Muslims were also left reeling after a Glasgow shopkeeper called Asad Shah, who moved to Scotland from Pakistan 20 years ago, was murdered in 2016 by an English Muslim man after the former posted a celebratory message about the Easter holidays on Facebook.
“Thankfully Scotland and the Scottish people have always been in a different position and we just get on with things," said the member of the Glasgow Islamic center, adding that violent hate crimes are very rare. "They [Scottish people] seem to be more intelligent and thoughtful as to what’s happening and who is responsible for it."
But he did sound a note of caution about the dangers faced by Muslim women, who he said appeared more likely to be “soft targets” partly due to their clothes.

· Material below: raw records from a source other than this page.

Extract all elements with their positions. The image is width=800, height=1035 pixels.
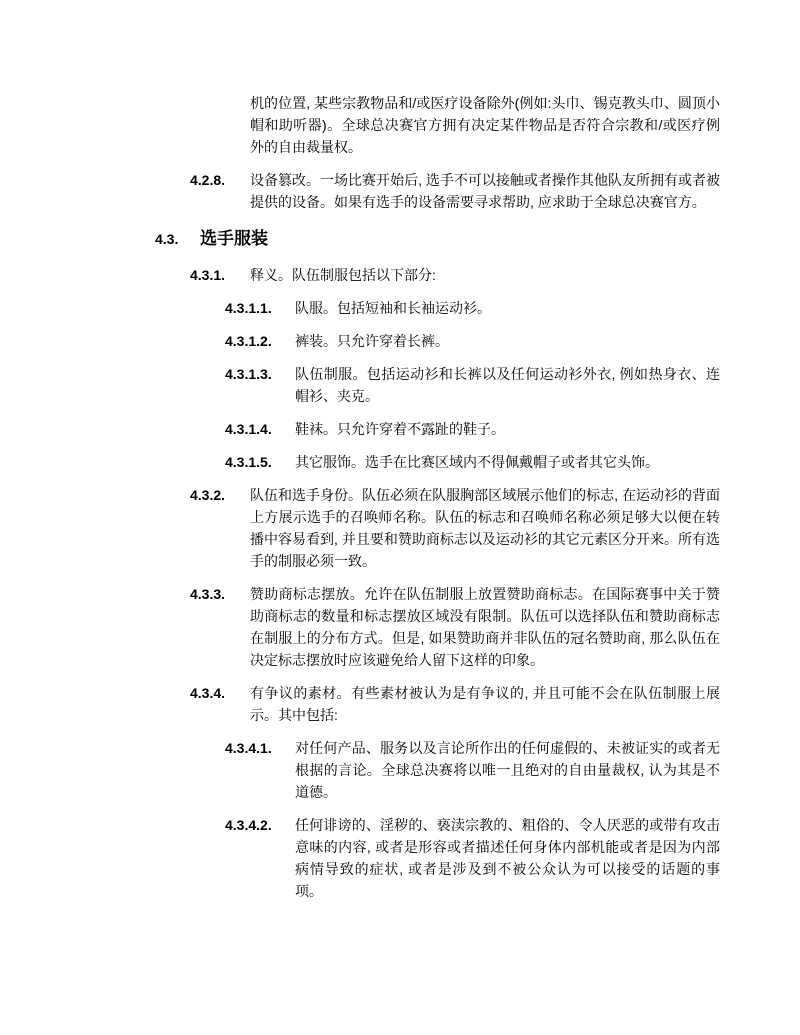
clause-4-3-4-1: 4.3.4.1. 对任何产品、服务以及言论所作出的任何虚假的、未被证实的或者无根… — [225, 737, 800, 803]
clause-text: 鞋袜。只允许穿着不露趾的鞋子。 — [295, 418, 720, 440]
clause-number: 4.3.2. — [190, 484, 250, 506]
clause-4-3-2: 4.3.2. 队伍和选手身份。队伍必须在队服胸部区域展示他们的标志, 在运动衫的… — [190, 484, 800, 572]
clause-number: 4.3.1.4. — [225, 418, 295, 440]
clause-text: 队伍和选手身份。队伍必须在队服胸部区域展示他们的标志, 在运动衫的背面上方展示选… — [250, 484, 720, 572]
clause-4-3-3: 4.3.3. 赞助商标志摆放。允许在队伍制服上放置赞助商标志。在国际赛事中关于赞… — [190, 583, 800, 671]
clause-number: 4.3.1.2. — [225, 330, 295, 352]
clause-number: 4.2.8. — [190, 169, 250, 191]
clause-text: 其它服饰。选手在比赛区域内不得佩戴帽子或者其它头饰。 — [295, 451, 720, 473]
clause-number: 4.3.4.2. — [225, 814, 295, 836]
section-heading-4-3: 4.3. 选手服装 — [155, 226, 800, 252]
document-page: 机的位置, 某些宗教物品和/或医疗设备除外(例如:头巾、锡克教头巾、圆顶小帽和助… — [0, 0, 800, 1035]
clause-4-2-8: 4.2.8. 设备篡改。一场比赛开始后, 选手不可以接触或者操作其他队友所拥有或… — [190, 169, 800, 213]
clause-4-3-4: 4.3.4. 有争议的素材。有些素材被认为是有争议的, 并且可能不会在队伍制服上… — [190, 682, 800, 726]
clause-text: 有争议的素材。有些素材被认为是有争议的, 并且可能不会在队伍制服上展示。其中包括… — [250, 682, 720, 726]
clause-4-3-1-4: 4.3.1.4. 鞋袜。只允许穿着不露趾的鞋子。 — [225, 418, 800, 440]
clause-text: 设备篡改。一场比赛开始后, 选手不可以接触或者操作其他队友所拥有或者被提供的设备… — [250, 169, 720, 213]
clause-number: 4.3.3. — [190, 583, 250, 605]
clause-4-3-1-3: 4.3.1.3. 队伍制服。包括运动衫和长裤以及任何运动衫外衣, 例如热身衣、连… — [225, 363, 800, 407]
clause-number: 4.3.4. — [190, 682, 250, 704]
clause-text: 机的位置, 某些宗教物品和/或医疗设备除外(例如:头巾、锡克教头巾、圆顶小帽和助… — [250, 92, 720, 158]
clause-4-3-4-2: 4.3.4.2. 任何诽谤的、淫秽的、亵渎宗教的、粗俗的、令人厌恶的或带有攻击意… — [225, 814, 800, 902]
clause-text: 对任何产品、服务以及言论所作出的任何虚假的、未被证实的或者无根据的言论。全球总决… — [295, 737, 720, 803]
section-title: 选手服装 — [200, 226, 268, 252]
clause-4-3-1-2: 4.3.1.2. 裤装。只允许穿着长裤。 — [225, 330, 800, 352]
clause-text: 队伍制服。包括运动衫和长裤以及任何运动衫外衣, 例如热身衣、连帽衫、夹克。 — [295, 363, 720, 407]
clause-text: 队服。包括短袖和长袖运动衫。 — [295, 297, 720, 319]
clause-number: 4.3.1.5. — [225, 451, 295, 473]
clause-4-2-7-continuation: 机的位置, 某些宗教物品和/或医疗设备除外(例如:头巾、锡克教头巾、圆顶小帽和助… — [250, 92, 800, 158]
clause-4-3-1-1: 4.3.1.1. 队服。包括短袖和长袖运动衫。 — [225, 297, 800, 319]
clause-4-3-1: 4.3.1. 释义。队伍制服包括以下部分: — [190, 264, 800, 286]
clause-text: 任何诽谤的、淫秽的、亵渎宗教的、粗俗的、令人厌恶的或带有攻击意味的内容, 或者是… — [295, 814, 720, 902]
clause-number: 4.3.1. — [190, 264, 250, 286]
clause-number: 4.3.1.3. — [225, 363, 295, 385]
clause-4-3-1-5: 4.3.1.5. 其它服饰。选手在比赛区域内不得佩戴帽子或者其它头饰。 — [225, 451, 800, 473]
clause-number: 4.3.1.1. — [225, 297, 295, 319]
clause-text: 裤装。只允许穿着长裤。 — [295, 330, 720, 352]
clause-text: 释义。队伍制服包括以下部分: — [250, 264, 720, 286]
section-number: 4.3. — [155, 228, 200, 250]
clause-text: 赞助商标志摆放。允许在队伍制服上放置赞助商标志。在国际赛事中关于赞助商标志的数量… — [250, 583, 720, 671]
clause-number: 4.3.4.1. — [225, 737, 295, 759]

While the Council on American-Islamic Relations has reported an increase in hate crimes against Muslims in the US, incidents of race crimes in Scotland are still relatively uncommon.
Police Scotland reported there were more than 60 hate crimes against Muslims in the weeks after the Paris terrorist attacks in November, however.
Professor Görke added that there are “so many misinterpretations of Islam” which could be fueling fear and hate.
“There are perceptions of Islam being something of a set of rules rather than being very diverse in itself, that is something I encounter,” he said. “People are uncomfortable with not knowing enough [about Islam].”